Üzgünüm, ama fikir analığını Nazlı Ilıcak’ın, fikir babalığını Hasan Celal Güzel’in yaptığı insan hakları, demokrasi ve hukukun üstünlüğü projelerinin fazla bir şansı yok. Yakıtı biat kültürü olan AKP’nin, “kurumsal ayrımcılıkla” savaşma iradesi, “türbanda” tükendi. Türk ordusu modernleşme deyince, en son model ABD silahlarına sahip olabilmeyi anlıyor. Reform deyince, AKP ile uzlaşma aklına geliyor. Yurdun dört bir köşesindeki askerlik şubeleri, eşcinsel Türk Gençlerinden hâlâ cinsel ilişkiye girerken çekilmiş fotoğraf, video veya kadın iç çamaşırlarıyla çekilmiş görüntülerini istiyor! Polis ve jandarmanın faili meçhul cinayet dosyalarından en kabarıklarından biri, öldürülen gey, travesti ve transseksüellere ait.

Siz bu ülkenin emekçileri, kadınları, eşcinselleri, etnik azınlıkları, çevrecileri, nükleer enerji karşıtları, hayvan severleri, özürlü insanları, işsizleri, gençleri evet, siz çoğunluk kendi ülkenizin kurumları tarafından ayrımcılığa uğratılmamak için, daha çok bekleyeceksiniz!
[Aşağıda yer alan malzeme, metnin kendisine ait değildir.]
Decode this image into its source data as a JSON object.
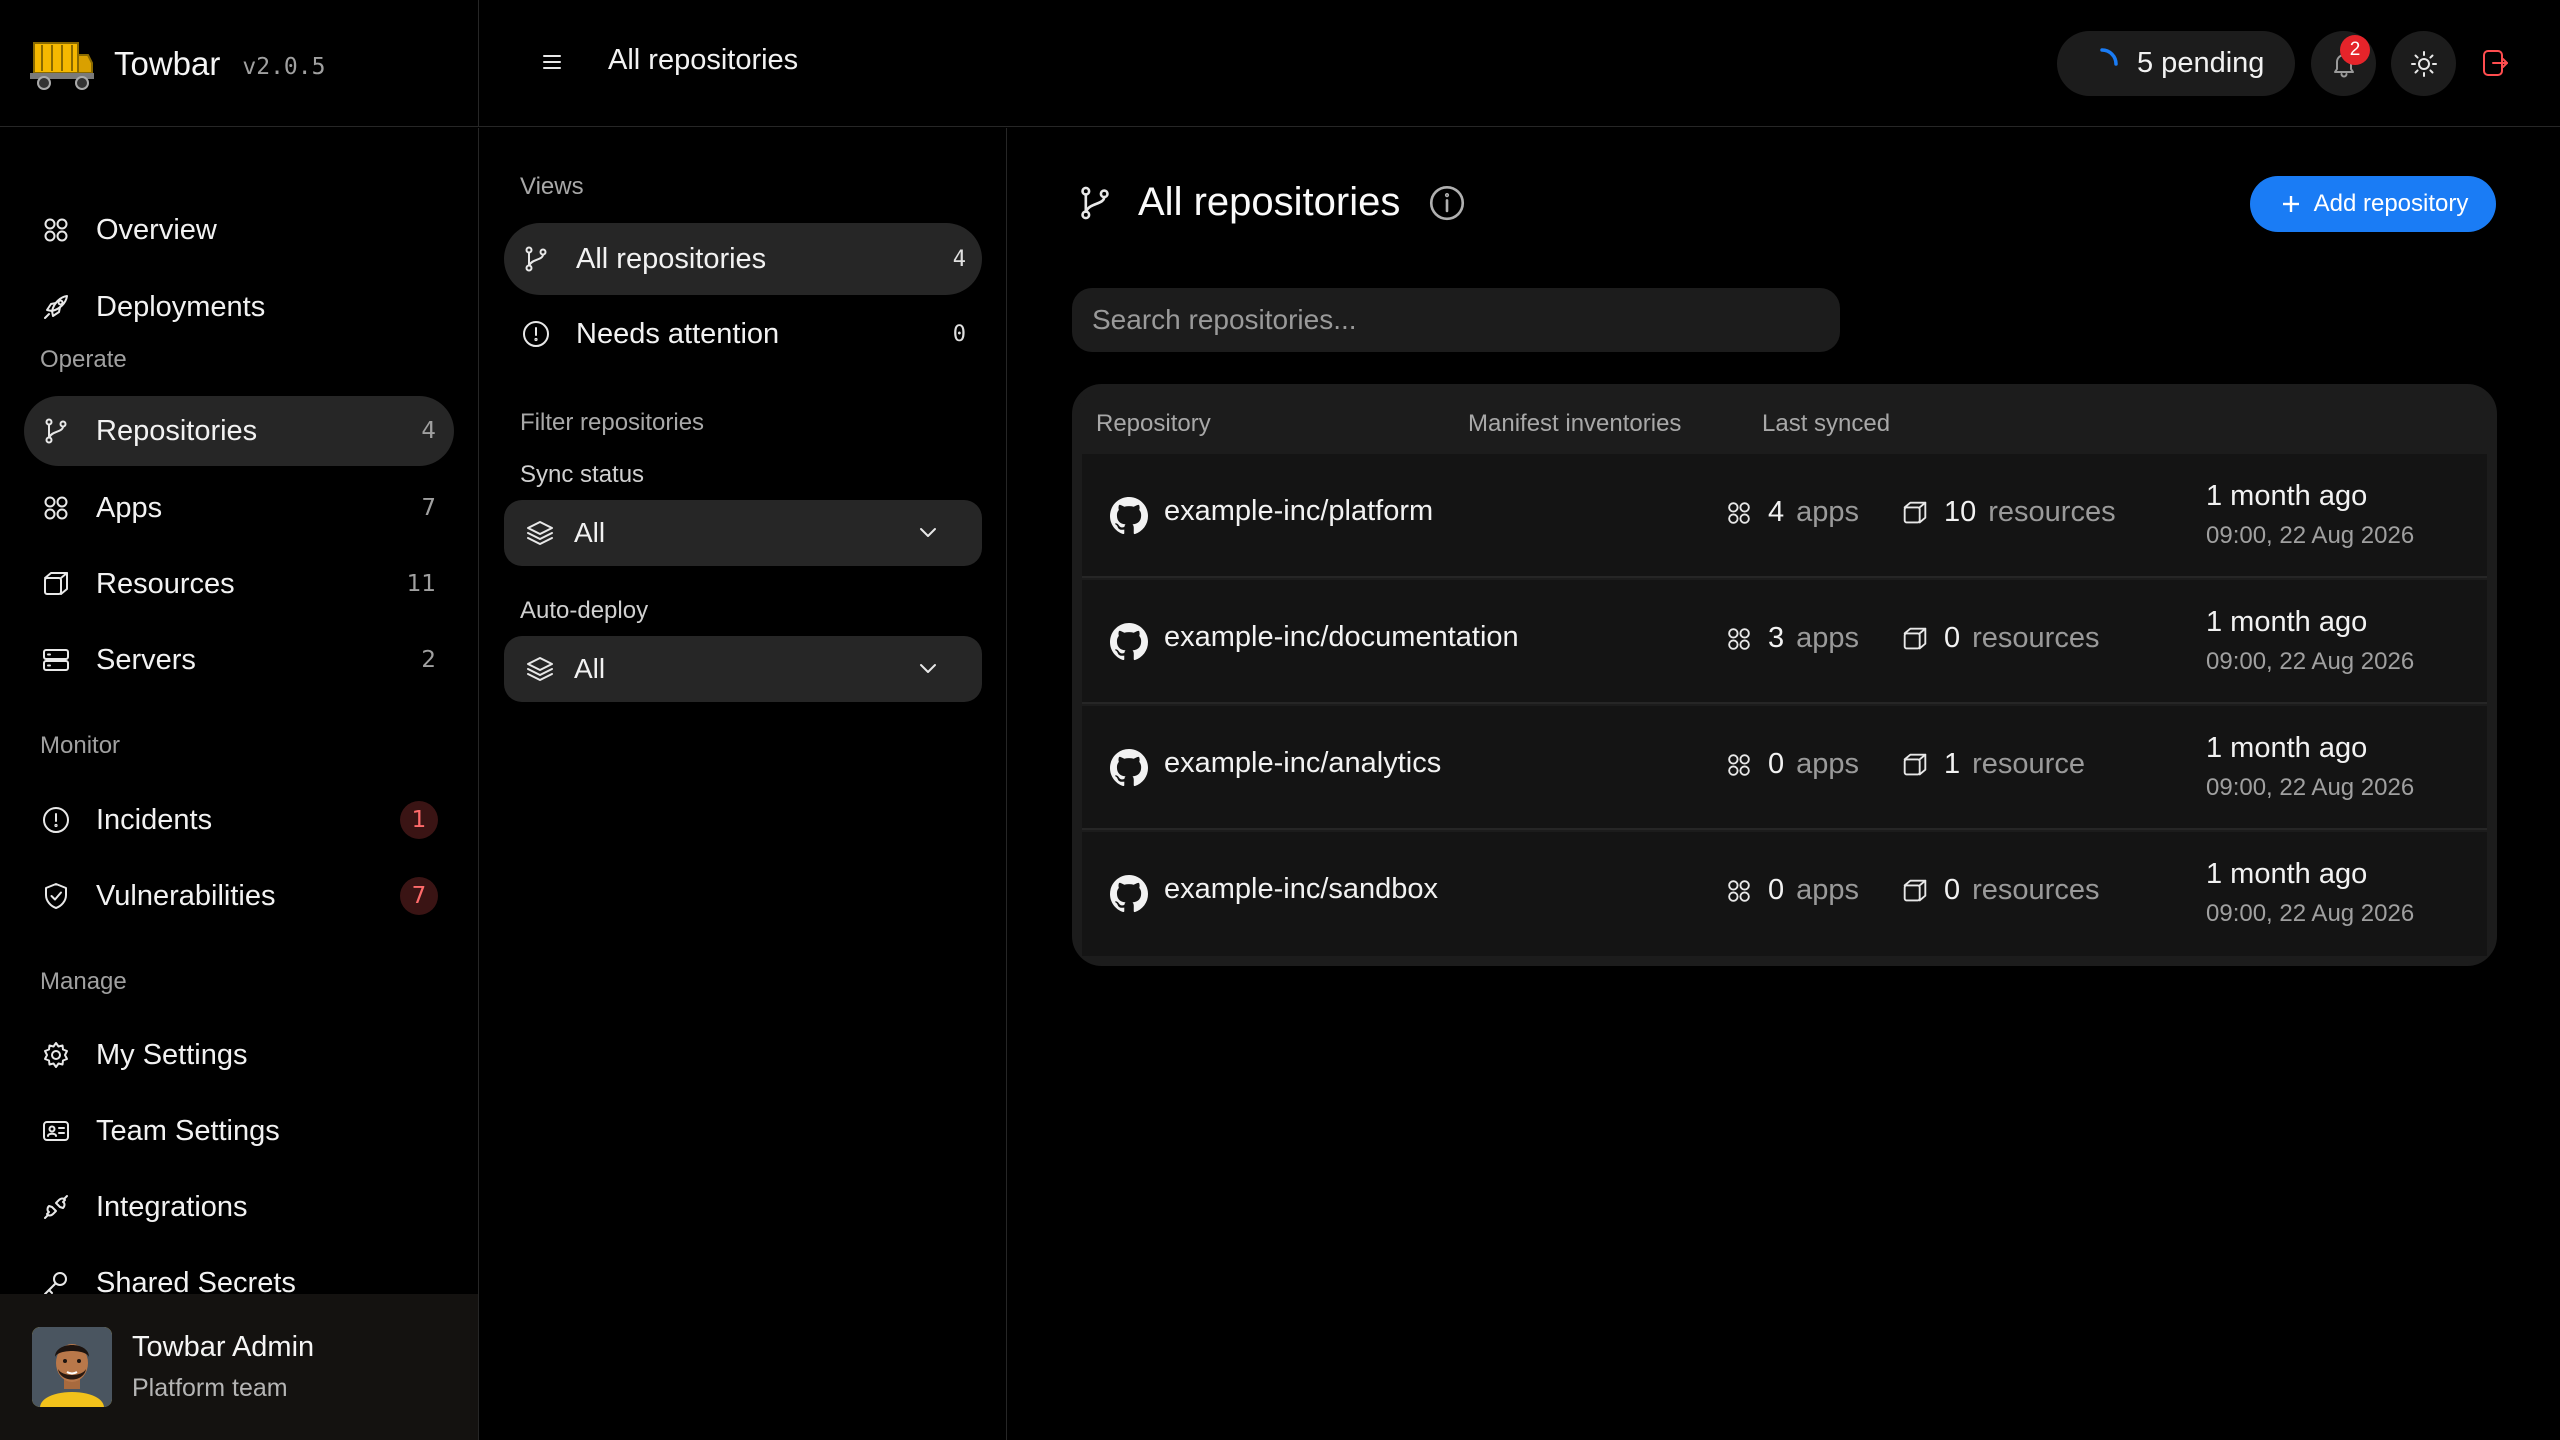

Belki iktidardakiler tepişirken, biz çoğunluk, kendi aramızda hiyerarşileri kaldırmaya başlayabiliriz, “kurumsal ayrımcılığa” savaş ilan edebiliriz. Çünkü ancak o zaman insan hakları, demokrasi ve hukukun üstünlüğünün kapıları hakikaten aralanabilecek.